I got only one vector and my program is hanged:

vector: B C D E F G H I J

As for me the best solution in that case will be buffer with predicate.

anatoly-spb avatar Apr 03 '17 20:04 anatoly-spb

I finally have a fix for an async lifetime bug in window_toggle.

A few improvements to the code as well.

  • no need to use as_blocking() when no threads were added
  • use merge() instead of nesting a subscribe in on_next
  auto source = rxcpp::observable<>::interval(std::chrono::milliseconds(50))
    .map([](long i) {
    if (!(i % 10))
      return (char)'$';
    return (char)('A' + i);
  })
    .publish()
    .ref_count();

  // filter to flushes
  auto flushes = source |
    rxcpp::operators::filter(
      [](char ch) {
    return ch == '$';
  }) |
    rxcpp::operators::map([](char ) {
    return 0;
  });

  auto windows = source |
    rxcpp::operators::window_toggle(flushes | rxcpp::operators::start_with(0), [=](int) {
    return flushes;
  });

  auto vectors = windows |
    rxcpp::operators::map([](rxcpp::observable<char> w) {
    return w |
      // filter out '$'
      rxcpp::operators::filter([](char ch) {
      return ch != '$';
    }) |
      // reduce to vector
      rxcpp::operators::reduce(
        std::vector<char>(),
        [](std::vector<char> v, char ch) {
      v.push_back(ch);
      return v;
    }) |
      rxcpp::operators::as_dynamic();
  }) |
  merge();

  vectors
    .take(3)
    .subscribe([](const std::vector<char> &v) {
      std::cout << "vector: ";
      std::copy(v.begin(), v.end(), std::ostream_iterator<char>(std::cout, " "));
      std::cout << std::endl;
    });

with the bug fix this results in

$ ./delimited 
vector: B C D E F G H I J 
vector: L M N O P Q R S T 
vector: V W X Y Z [ \ ] ^ 
$ 

As for me the best solution in that case will be buffer with predicate.

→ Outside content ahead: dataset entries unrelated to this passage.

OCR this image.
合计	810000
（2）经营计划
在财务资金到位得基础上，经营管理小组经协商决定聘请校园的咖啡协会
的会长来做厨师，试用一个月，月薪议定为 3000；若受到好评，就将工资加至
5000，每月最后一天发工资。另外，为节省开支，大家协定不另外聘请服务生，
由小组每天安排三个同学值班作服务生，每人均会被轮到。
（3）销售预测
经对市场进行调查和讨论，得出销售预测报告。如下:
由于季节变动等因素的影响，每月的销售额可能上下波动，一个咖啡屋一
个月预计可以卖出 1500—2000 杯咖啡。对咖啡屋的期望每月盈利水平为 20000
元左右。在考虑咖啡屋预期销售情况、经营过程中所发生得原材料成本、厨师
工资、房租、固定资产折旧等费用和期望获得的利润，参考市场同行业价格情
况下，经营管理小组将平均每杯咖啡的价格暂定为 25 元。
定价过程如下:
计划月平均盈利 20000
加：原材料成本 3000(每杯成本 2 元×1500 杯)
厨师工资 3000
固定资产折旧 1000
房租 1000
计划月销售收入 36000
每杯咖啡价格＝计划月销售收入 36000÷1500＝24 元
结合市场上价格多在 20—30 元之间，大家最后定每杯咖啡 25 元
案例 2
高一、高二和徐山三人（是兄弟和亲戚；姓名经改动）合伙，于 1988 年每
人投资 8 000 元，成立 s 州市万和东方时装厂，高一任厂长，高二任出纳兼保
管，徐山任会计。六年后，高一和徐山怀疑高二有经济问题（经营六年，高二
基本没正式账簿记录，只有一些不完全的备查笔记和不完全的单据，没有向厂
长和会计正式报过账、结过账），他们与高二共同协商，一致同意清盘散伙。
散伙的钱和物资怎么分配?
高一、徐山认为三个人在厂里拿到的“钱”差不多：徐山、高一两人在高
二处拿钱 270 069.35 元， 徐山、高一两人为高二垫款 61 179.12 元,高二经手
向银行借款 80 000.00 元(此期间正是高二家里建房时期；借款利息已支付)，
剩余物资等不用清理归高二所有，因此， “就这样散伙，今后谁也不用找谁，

Adding buffer_toggle would allow this and remove the extra reduce. There is not a lot of code difference between the window and buffer forms of the operators. I just haven't gotten around to it yet.

kirkshoop avatar Apr 07 '17 02:04 kirkshoop

Thank you so much, Kirk! This is very good news.

anatoly-spb avatar Apr 07 '17 04:04 anatoly-spb

Thank you for pointing out the issues in window_toggle!

kirkshoop avatar Apr 07 '17 06:04 kirkshoop

With all respect to the 'creative solution', readable and understandable code looks different, so something like a buffer_if with a predicate seems preferable and should still be considered a reasonable feature request. The proposed solution is more of a workaround imho.

tnovotny avatar Feb 27 '18 18:02 tnovotny